April 19, 2013

Poetry in your pocket

by

The Poetry Foundation’s POETRY app is an argument against the argument that poetry and apps shouldn’t mix.

I use few apps. The latest iPhone’s glamorous five rows mean little to me, since I hardly fill two on mine.

Yet an app’s to blame for the fact that I spent last Wednesday with “a dun and smooth interiority, as a glass of rum might” echoing in my head, the chorus to a song I didn’t know the rest of.

More precisely, the blame lies with the POETRY app from the Poetry Foundation, which is now one of the anchors of my home screen. It’s also where I happened to encounter “The Sleep of the Tuba Player” by Ana Božičević, the source of the lines mentioned above, on the subway on the way to work. I suspect it’s for a reason like this that it’s currently in the running for a Webby Award (follow the link to vote, if you like).

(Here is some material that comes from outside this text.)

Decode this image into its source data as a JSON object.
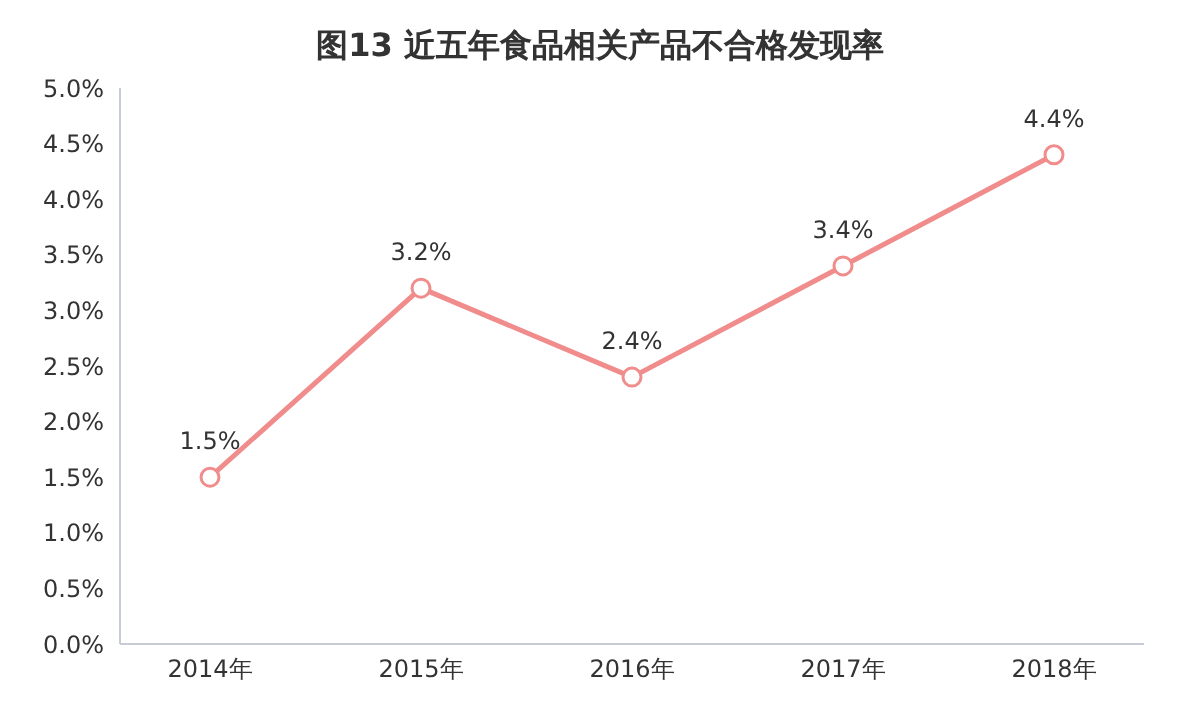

The Webby Awards, also known as the “Oscars of the Internet” (according to Mashable.com), are  coveted honor in the web world. Winners get to make an acceptance speech, as long as it’s no longer than five words. This year there were over 11,000 entries; the POETRY app, good though it is, will face strong competition in its category from the likes of MoMA and Duolingo.

Still, I hope it will win. A poetry app ought to be ridiculous; apps and poetry are two things that should not mix, like fast and slow food. Shouldn’t poems be read by candlelight in a castle tower? Shouldn’t they be read in a text setting that the author and publisher chose carefully, with adequate white space, instead of in an impersonal and resizable font that stretches to fill your phone’s screen?

That’s what I thought. But my nicely typeset edition of Modern Poetry, which I have sometimes read by candlelight, grows more and more comfortable in its desk drawer, drawing a blanket of cobwebs about itself, while my POETRY app gets daily exercise. I browse in a roulette-style interface (picking a mood and a subject, say: Humor + Aging, or Gratitude + Arts & Sciences), or by poet, or by more particular searches.

But I’m biased. I like the Poetry Foundation.  I like their name. I’ve uncovered some gems like “A Little Shiver” through my subscription to American Life in Poetry, which they sponsor. And I browse their website, which is truly outstanding, from time to time. But best of all is the app, because there’s the thrill of discovery, and because it’s there when I am on the subway.

POETRY isn’t biased towards any particular era. John Donne’s “The Sun Rising” is present, along with Billy Collins’s “Memorizing ‘The Sun Rising’ by John Donne.” The poems aren’t always well-known, and the well-known poems aren’t always there: William Carlos Williams’s “The Red Wheelbarrow” is absent, as is Shel Silverstein’s “Where the Sidewalk Ends.” There isn’t a single poem by Philip Larkin’s on the app. Most of the poets, in fact, will be unfamiliar. But I like this because it emphasizes discovery of the poems and poets I did not read in school.

Here’s one:

On the Birth of a Son

Families when a child is born
Hope it will turn out intelligent.
I, though intelligence
Having wrecked my whole life,
Only hope that the baby will prove
Ignorant and stupid.
Then he’ll be happy all his days
And grow into a cabinet minister.

It was written by Su Tung-Po in the eleventh century.

Jay McNair is an intern at Melville House.